Bilhassa hayır işleri için para toplanırken toplayan kurumların son derece şeffaf olmalarını istemeliyiz.

 

 “Allah rızası” bir kabahati örtmek için mazeret olamaz!

 

Burada Avrupa İslam Üniversitesi konusunda esas araştırılması gereken konu şudur: yalan bağış makbuzları verilmesi birkaç sene sürüyor, FIOD (mali Polis) bilmesine rağmen neden işi uzatıyor? Acaba daha fazla Türkün canını yakalım amacıyla mı hareket ediyor? Hollanda maliyesi alacağına kartal kesilir ve adamın boğazını sıkar,

 

Avrupa İslam Üniversitesi konu olunca niye işi böyle uzattı?

 

Bu sorunun cevabı çok önemli!!

 

İkinci soru, Savcının Avrupa İslan Üniversitesi rektörünün tekrar tutuklanmasını talebinin gerekçesi yeni deliller bulundu diye idi, hakim neden reddetti?

 

Acaba, derin devlet hakime “serbest bırak, Hollanda’dan kaçsın” diye mesaj mı verdi? Şayet Avrupa İslam Üniversitesi olayı mahkemeye gitse belki de Hollanda Eğitim bakanlığının, maliyenin neden zamanında gerekli denetim ve kontrolleri yapmadığı ortaya çıkacak ve belki de bakan güç durumda kalacaktı.

 

Acaba Hollanda olayı bir kayyum ile kapatarak kendi Eğitim bakanlığının ve maliyesinin ve de polisinin yavaş davranması sonucu bir sürü öğrencinin mağdur olmasının sorumluluğundan kaçmak mı istedi?

 

Türk Federasyon Başkanı Murat Gedik: Ben sıkıntının kuruluşların profesyonel yönetilmediklerinden dolayı bu tür gelişmelerin yaşandığına bağlıyorum.  

 

 

Türk Federasyon Başkanı Murat Gedik: Maalesef bu konu hakkında da kötü haberlerle karşılaşıyoruz.

 

Ben sıkıntının kuruluşların profesyonel yönetilmediklerinden dolayı bu tür gelişmelerin yaşandığına bağlıyorum. Maalesef kurumlarımızda halen bir kurumsallık söz konusu değil.

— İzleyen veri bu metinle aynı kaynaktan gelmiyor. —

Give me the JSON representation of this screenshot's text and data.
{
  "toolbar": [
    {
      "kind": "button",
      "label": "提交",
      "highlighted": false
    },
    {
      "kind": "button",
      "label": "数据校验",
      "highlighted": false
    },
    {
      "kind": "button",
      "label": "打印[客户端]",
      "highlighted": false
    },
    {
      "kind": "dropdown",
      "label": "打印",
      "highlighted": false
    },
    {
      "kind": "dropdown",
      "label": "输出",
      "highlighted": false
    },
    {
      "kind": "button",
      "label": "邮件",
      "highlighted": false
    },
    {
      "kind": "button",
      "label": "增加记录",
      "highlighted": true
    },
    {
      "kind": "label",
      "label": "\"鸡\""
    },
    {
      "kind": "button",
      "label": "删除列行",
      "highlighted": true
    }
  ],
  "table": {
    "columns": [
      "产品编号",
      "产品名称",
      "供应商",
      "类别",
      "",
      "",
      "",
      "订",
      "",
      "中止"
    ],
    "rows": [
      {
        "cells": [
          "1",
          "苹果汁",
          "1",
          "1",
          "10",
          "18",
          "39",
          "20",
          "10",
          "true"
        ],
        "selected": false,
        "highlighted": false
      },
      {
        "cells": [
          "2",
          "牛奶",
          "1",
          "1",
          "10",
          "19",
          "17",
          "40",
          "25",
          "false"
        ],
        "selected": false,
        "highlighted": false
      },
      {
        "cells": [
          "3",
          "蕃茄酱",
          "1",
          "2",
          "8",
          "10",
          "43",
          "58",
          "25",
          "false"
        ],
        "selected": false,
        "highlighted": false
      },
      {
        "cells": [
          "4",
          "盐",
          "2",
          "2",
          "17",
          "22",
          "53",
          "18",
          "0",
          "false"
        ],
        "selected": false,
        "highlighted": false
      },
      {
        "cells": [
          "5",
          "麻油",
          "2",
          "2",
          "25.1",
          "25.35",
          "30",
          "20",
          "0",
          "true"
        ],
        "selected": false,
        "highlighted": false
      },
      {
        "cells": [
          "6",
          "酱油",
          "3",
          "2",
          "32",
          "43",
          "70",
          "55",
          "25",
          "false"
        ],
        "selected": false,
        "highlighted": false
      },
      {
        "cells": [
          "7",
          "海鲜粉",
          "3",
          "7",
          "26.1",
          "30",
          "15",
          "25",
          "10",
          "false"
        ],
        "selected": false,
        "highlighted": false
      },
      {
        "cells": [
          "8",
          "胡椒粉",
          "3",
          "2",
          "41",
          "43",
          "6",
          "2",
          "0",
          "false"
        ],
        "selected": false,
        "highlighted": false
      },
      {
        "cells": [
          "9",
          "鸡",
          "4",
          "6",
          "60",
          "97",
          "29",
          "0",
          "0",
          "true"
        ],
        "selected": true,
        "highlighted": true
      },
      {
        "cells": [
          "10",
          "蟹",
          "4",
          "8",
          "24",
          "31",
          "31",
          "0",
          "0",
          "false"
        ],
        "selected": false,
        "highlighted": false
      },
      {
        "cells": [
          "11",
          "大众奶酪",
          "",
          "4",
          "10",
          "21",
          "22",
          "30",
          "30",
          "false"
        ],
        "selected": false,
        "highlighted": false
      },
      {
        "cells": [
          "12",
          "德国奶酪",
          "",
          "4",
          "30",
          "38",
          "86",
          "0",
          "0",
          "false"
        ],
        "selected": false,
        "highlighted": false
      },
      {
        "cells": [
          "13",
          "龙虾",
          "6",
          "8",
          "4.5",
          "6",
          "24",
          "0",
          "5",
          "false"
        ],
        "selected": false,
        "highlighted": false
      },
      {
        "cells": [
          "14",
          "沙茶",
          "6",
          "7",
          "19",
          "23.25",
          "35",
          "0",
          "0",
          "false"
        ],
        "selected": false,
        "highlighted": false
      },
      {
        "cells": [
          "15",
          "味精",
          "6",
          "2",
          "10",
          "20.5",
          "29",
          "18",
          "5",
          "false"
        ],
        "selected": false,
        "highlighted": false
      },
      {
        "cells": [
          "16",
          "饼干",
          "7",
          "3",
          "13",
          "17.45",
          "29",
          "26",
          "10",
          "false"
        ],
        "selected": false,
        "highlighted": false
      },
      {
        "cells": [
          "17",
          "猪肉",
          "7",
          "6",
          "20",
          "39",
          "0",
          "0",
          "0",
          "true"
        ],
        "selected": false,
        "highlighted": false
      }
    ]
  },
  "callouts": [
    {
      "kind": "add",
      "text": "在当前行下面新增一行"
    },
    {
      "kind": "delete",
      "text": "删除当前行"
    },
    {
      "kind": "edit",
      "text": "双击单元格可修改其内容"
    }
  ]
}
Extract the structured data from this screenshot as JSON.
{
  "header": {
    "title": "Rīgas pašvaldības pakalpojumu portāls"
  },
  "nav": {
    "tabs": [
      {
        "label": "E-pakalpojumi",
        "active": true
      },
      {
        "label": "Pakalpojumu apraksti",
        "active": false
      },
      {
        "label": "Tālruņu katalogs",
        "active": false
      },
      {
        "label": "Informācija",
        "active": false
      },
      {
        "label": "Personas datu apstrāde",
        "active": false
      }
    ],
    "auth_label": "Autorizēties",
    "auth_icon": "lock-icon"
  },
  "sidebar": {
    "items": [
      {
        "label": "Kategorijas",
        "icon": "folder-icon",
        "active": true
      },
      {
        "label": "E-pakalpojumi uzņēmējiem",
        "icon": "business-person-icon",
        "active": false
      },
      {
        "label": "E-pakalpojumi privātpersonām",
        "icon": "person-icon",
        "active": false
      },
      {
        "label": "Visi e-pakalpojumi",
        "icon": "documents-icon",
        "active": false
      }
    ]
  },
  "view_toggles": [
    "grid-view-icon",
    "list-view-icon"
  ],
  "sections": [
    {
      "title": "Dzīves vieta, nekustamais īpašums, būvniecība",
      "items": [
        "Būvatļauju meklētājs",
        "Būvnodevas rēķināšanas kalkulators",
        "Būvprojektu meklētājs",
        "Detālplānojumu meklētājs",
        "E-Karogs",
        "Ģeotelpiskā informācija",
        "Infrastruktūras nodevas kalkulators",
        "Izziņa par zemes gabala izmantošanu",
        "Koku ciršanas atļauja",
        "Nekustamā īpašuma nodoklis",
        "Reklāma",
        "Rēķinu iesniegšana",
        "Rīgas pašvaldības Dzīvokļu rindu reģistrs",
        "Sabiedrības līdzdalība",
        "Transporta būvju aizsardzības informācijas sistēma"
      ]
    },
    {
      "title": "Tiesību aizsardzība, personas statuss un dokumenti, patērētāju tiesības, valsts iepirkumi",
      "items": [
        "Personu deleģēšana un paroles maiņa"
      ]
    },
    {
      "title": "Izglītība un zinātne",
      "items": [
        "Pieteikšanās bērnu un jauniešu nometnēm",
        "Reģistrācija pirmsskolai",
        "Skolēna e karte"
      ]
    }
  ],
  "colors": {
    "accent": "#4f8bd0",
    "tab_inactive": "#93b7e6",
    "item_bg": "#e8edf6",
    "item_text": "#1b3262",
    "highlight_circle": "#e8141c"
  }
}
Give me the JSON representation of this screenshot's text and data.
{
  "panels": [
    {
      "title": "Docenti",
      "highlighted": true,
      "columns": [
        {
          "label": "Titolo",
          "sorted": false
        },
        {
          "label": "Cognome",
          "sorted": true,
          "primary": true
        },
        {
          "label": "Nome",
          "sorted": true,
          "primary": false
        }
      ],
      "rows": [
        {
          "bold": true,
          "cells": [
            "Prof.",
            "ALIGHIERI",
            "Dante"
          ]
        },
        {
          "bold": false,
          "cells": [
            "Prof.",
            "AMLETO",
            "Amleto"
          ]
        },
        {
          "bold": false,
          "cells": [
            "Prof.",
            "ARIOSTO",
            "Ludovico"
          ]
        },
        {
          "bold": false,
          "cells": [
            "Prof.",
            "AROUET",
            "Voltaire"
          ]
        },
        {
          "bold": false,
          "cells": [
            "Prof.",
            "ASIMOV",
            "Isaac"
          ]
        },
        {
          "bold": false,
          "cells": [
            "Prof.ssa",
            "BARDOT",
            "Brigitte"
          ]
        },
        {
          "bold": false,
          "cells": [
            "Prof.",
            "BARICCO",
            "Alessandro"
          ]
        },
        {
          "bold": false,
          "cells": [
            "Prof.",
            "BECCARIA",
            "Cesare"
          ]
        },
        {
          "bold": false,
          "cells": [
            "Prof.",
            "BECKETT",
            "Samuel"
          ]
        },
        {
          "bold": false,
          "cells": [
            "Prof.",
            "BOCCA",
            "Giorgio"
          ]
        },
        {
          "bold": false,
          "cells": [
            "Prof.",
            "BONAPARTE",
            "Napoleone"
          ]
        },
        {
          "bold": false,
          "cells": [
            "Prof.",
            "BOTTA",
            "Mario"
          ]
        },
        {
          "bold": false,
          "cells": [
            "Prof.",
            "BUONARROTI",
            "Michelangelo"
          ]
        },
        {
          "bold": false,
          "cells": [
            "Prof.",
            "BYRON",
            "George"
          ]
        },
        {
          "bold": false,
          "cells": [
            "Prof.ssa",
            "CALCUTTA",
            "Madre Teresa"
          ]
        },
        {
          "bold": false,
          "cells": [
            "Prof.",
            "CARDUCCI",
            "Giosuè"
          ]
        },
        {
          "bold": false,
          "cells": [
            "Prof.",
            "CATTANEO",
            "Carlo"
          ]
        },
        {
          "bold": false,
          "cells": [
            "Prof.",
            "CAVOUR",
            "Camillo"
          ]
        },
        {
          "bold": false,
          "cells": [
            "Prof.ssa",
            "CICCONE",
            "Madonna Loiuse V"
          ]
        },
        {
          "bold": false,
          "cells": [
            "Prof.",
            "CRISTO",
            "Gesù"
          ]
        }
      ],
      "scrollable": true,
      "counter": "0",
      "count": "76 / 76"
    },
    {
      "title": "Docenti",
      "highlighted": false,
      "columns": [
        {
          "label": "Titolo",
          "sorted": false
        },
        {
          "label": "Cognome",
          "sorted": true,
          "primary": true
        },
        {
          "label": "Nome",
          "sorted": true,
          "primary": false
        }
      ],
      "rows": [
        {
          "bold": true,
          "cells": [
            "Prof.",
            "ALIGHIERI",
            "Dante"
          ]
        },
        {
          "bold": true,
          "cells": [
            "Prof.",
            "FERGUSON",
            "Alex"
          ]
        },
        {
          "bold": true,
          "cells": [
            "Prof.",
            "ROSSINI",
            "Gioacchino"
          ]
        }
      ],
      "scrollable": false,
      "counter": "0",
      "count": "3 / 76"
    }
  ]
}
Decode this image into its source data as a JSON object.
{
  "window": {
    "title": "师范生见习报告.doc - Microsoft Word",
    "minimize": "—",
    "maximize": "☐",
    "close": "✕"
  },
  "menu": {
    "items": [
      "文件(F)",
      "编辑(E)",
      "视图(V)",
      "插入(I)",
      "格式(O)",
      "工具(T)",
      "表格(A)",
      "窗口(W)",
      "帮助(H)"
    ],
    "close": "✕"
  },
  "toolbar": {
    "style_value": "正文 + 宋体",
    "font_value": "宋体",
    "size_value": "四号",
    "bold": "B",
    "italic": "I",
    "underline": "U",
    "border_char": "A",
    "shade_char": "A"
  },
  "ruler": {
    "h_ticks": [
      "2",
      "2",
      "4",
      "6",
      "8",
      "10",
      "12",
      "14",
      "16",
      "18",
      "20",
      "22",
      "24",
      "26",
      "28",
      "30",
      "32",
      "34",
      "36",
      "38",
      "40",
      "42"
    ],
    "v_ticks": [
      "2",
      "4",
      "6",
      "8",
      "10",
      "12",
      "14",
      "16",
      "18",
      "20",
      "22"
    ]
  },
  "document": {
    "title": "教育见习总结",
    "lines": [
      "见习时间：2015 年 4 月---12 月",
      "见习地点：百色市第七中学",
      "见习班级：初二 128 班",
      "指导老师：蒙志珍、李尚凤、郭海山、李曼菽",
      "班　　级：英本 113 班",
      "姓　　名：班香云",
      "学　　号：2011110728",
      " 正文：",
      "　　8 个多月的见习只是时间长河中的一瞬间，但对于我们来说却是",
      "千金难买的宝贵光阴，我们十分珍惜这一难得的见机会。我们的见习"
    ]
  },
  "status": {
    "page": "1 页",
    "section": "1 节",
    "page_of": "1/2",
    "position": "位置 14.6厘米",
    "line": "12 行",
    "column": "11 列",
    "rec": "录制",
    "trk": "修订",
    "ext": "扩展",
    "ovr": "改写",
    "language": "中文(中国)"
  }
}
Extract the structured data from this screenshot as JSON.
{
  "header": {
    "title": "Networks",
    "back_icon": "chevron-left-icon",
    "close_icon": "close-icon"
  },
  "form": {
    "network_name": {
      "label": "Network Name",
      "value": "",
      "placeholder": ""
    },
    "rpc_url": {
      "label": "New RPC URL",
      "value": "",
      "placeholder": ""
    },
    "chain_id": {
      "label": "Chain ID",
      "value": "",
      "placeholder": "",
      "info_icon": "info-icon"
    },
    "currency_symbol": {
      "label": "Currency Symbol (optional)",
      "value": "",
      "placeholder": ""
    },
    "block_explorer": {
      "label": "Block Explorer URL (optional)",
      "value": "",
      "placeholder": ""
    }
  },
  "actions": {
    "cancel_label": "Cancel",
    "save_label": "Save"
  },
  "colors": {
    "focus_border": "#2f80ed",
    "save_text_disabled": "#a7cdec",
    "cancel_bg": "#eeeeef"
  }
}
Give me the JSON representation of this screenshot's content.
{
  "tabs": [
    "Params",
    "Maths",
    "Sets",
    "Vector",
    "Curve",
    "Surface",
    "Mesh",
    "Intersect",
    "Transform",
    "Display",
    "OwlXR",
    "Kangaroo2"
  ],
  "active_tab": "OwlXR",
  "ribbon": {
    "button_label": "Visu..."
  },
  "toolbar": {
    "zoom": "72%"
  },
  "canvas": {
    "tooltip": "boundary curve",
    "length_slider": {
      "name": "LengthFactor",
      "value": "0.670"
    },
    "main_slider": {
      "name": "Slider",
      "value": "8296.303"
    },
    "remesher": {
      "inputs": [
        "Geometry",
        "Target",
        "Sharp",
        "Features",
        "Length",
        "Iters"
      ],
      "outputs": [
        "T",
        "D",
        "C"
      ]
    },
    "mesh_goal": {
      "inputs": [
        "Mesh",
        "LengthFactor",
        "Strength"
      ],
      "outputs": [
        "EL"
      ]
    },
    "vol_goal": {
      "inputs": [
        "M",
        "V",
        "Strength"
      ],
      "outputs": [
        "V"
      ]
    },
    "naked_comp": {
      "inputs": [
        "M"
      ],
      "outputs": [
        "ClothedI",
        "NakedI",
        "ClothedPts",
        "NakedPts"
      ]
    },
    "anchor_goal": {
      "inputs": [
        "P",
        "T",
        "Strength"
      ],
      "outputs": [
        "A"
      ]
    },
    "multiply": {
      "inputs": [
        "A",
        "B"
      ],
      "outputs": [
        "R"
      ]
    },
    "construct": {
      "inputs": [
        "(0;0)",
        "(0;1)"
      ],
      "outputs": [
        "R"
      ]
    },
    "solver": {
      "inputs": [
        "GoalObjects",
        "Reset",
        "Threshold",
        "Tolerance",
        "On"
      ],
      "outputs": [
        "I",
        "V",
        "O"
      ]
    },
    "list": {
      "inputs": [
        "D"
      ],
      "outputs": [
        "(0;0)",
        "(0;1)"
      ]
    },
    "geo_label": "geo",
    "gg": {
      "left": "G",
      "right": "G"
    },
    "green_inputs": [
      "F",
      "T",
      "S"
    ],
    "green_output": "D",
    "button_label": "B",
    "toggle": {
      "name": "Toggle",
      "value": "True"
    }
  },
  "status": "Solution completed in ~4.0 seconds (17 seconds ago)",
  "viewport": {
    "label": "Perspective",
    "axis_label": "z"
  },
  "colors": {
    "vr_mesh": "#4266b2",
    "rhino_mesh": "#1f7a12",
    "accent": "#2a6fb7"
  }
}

Kuruluşların mercileri gerekeni yapamıyorlar. Kurumlar genelde bir ya da beş parmağı geçmeyecek sayıda şahıslar tarafından yönetilmekte. Denetleme ve yol gösterecek olan kurum içindeki yapılar çoğu zaman ya yok ya da hükümsüz sayılıyor.

 

Bazen de maalesef siyaset gereksiz yere bu yapılarımıza sokuluyor ve sıkıntılar ondan sonra başını alıp gidiyor. Özellikle ilim yerlerinde siyaset ve şahsi ikballer sıkıntıları tavana vurdurup toplumun geneline mal edilerek kara propagandayla karşı karşıya kalıyoruz. Bütün bu olumsuzlaklarda toplumumuzu sıkıntıya sokuyor.